Similar enhanced brain development has been recorded among mammals with a different sense.  As smell and tactile sensitivity increased, mammals developed larger brains.  190 million years ago, one of the first mammals was tiny—but it had a much larger brain than its contemporaries, because of its enhanced smell centers.

As these instances show, while the brain interprets data from the senses, this is a bidirectional relationship – during the course of evolution, this may lead to the development of both a new type of sense and a larger brain.  It is the use of the new sense that stimulates the production of more neurons, larger brains and new species.

Human neurons utilized by experience survive and grow

In the human brain, memory and learning appear to be based, at least partially, upon circuits hardening into permanent structures when they are repeatedly exercised. In the human fetal brain, for example, there is first an enormous overproduction of neurons.  They are then pruned, and only those neurons that are utilized by experience survive. This principle of employment of neurons also applies to cells that are newly created in the adult human brain as well as stem cell therapies: only if they are utilized quickly will they survive and become a permanent part of the brain.

In the human brain, it is mental activity that causes new cells to become integrated in the brain by learning and memory. What is the mechanism in evolution?

Mental activity throughout evolution

Previous posts have shown that current-day microbes respond to many senses, and can make choices in response to these stimuli as well as communicate with a community of microbes.

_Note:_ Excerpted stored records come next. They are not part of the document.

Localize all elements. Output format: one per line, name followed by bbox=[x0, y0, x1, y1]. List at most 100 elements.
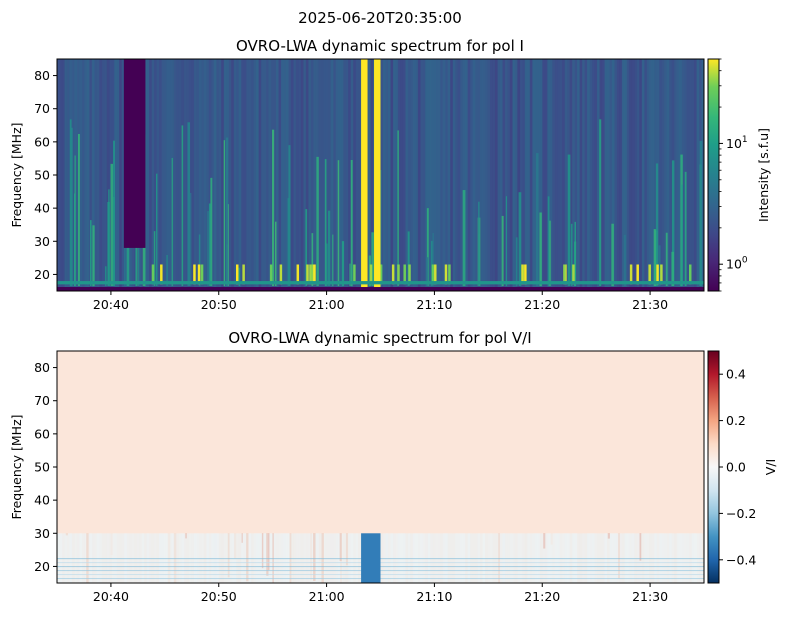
heatmap-column bbox=[405, 59, 409, 291]
heatmap-column bbox=[387, 59, 391, 291]
burst-core bbox=[444, 264, 448, 285]
burst-streak bbox=[187, 122, 190, 287]
colorbar-tick-label: 101 bbox=[726, 135, 748, 151]
burst-streak bbox=[574, 221, 576, 287]
burst-streak bbox=[432, 232, 434, 287]
heatmap-column bbox=[66, 59, 70, 291]
y-tick-label: 30 bbox=[34, 526, 50, 541]
burst-core bbox=[235, 264, 239, 285]
heatmap-column bbox=[651, 59, 655, 291]
burst-core bbox=[403, 264, 406, 285]
heatmap-column bbox=[420, 59, 424, 291]
y-tick-label: 70 bbox=[34, 393, 50, 408]
heatmap-column bbox=[114, 59, 118, 291]
heatmap-column bbox=[432, 59, 436, 291]
heatmap-column bbox=[596, 59, 600, 291]
heatmap-column bbox=[537, 59, 541, 291]
heatmap-column bbox=[256, 59, 259, 291]
burst-core bbox=[656, 264, 659, 285]
heatmap-column bbox=[522, 59, 526, 291]
burst-core bbox=[279, 264, 283, 285]
heatmap-column bbox=[154, 59, 157, 291]
y-tick-label: 50 bbox=[34, 460, 50, 475]
figure-suptitle: 2025-06-20T20:35:00 bbox=[298, 9, 462, 27]
burst-streak bbox=[547, 196, 550, 287]
heatmap-column bbox=[594, 59, 598, 291]
burst-core bbox=[629, 264, 633, 285]
burst-streak bbox=[681, 184, 683, 287]
heatmap-column bbox=[280, 59, 284, 291]
x-tick-label: 20:50 bbox=[201, 297, 237, 312]
heatmap-column bbox=[295, 59, 299, 291]
x-tick-label: 20:40 bbox=[93, 297, 129, 312]
heatmap-column bbox=[611, 59, 615, 291]
heatmap-column bbox=[417, 59, 421, 291]
heatmap-column bbox=[251, 59, 254, 291]
heatmap-column bbox=[397, 59, 401, 291]
burst-streak bbox=[238, 267, 241, 287]
burst-streak bbox=[225, 137, 229, 287]
heatmap-column bbox=[559, 59, 563, 291]
heatmap-column bbox=[218, 59, 222, 291]
burst-streak bbox=[190, 192, 192, 287]
burst-streak bbox=[655, 163, 659, 287]
heatmap-column bbox=[609, 59, 613, 291]
x-tick-label: 21:20 bbox=[524, 589, 560, 604]
colorbar-tick-exponent: 1 bbox=[742, 135, 748, 145]
heatmap-column bbox=[385, 59, 389, 291]
heatmap-column bbox=[445, 59, 449, 291]
burst-streak bbox=[105, 266, 107, 287]
burst-streak bbox=[462, 190, 466, 287]
heatmap-column bbox=[604, 59, 608, 291]
heatmap-column bbox=[201, 59, 205, 291]
burst-streak bbox=[156, 173, 158, 287]
burst-core bbox=[151, 264, 155, 285]
heatmap-column bbox=[159, 59, 162, 291]
heatmap-column bbox=[261, 59, 264, 291]
heatmap-column bbox=[641, 59, 645, 291]
heatmap-column bbox=[562, 59, 566, 291]
heatmap-column bbox=[437, 59, 441, 291]
heatmap-column bbox=[552, 59, 556, 291]
panel-stokes-v-over-i: OVRO-LWA dynamic spectrum for pol V/I 20… bbox=[9, 329, 778, 604]
heatmap-column bbox=[300, 59, 304, 291]
burst-core bbox=[563, 264, 566, 285]
heatmap-column bbox=[691, 59, 695, 291]
heatmap-column bbox=[636, 59, 640, 291]
burst-streak bbox=[74, 155, 76, 287]
colorbar-tick-label: 0.0 bbox=[726, 460, 746, 475]
burst-streak bbox=[288, 145, 291, 287]
burst-core bbox=[448, 264, 451, 285]
burst-streak bbox=[311, 233, 314, 287]
heatmap-column bbox=[318, 59, 322, 291]
heatmap-column bbox=[246, 59, 250, 291]
heatmap-column bbox=[89, 59, 93, 291]
heatmap-area bbox=[57, 59, 704, 291]
heatmap-column bbox=[669, 59, 673, 291]
heatmap-column bbox=[472, 59, 476, 291]
heatmap-column bbox=[368, 59, 371, 291]
heatmap-column bbox=[412, 59, 416, 291]
heatmap-column bbox=[216, 59, 220, 291]
burst-streak bbox=[684, 171, 687, 287]
heatmap-column bbox=[149, 59, 152, 291]
heatmap-column bbox=[654, 59, 658, 291]
heatmap-column bbox=[587, 59, 590, 291]
heatmap-column bbox=[502, 59, 506, 291]
heatmap-column bbox=[236, 59, 240, 291]
x-axis: 20:40 20:50 21:00 21:10 21:20 21:30 bbox=[93, 291, 668, 312]
heatmap-column bbox=[621, 59, 625, 291]
heatmap-column bbox=[333, 59, 337, 291]
colorbar-gradient bbox=[707, 58, 720, 292]
heatmap-column bbox=[475, 59, 478, 291]
heatmap-column bbox=[171, 59, 175, 291]
heatmap-column bbox=[268, 59, 272, 291]
burst-streak bbox=[535, 153, 539, 287]
heatmap-column bbox=[323, 59, 327, 291]
heatmap-column bbox=[460, 59, 464, 291]
heatmap-column bbox=[144, 59, 147, 291]
burst-streak bbox=[341, 241, 345, 287]
burst-streak bbox=[570, 223, 573, 287]
heatmap-column bbox=[248, 59, 252, 291]
burst-streak bbox=[89, 220, 92, 287]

As a result of these capacities in microbes, it is reasonable to hypothesize that they have some form of sentience. It is also reasonable to hypothesize that individual microbes had these same qualities from earlier in evolution.

In earlier evolution, the mental facility in sentient cells could have sought more and more information about the sea of stimuli that surrounded it.  When a different sense developed, organisms would attempt to gather more information about their external environment using these new sensory functions in a microbe’s cell or new types of sensory cells in multicellular organisms.

With this increased data an organism could make more educated responses to stimuli, such as using more complicated signals to communicate with other creatures. This increased cognitive interest would stimulate increased signaling back and forth strengthening newly produced cells, which result in larger brain circuits.

Throughout evolution, just as it does in the current human brain, the mind could have helped to stimulate the utilization of new neurons and new senses, causing the growth of brains and the development of new species.

How important has mental activity been throughout evolution?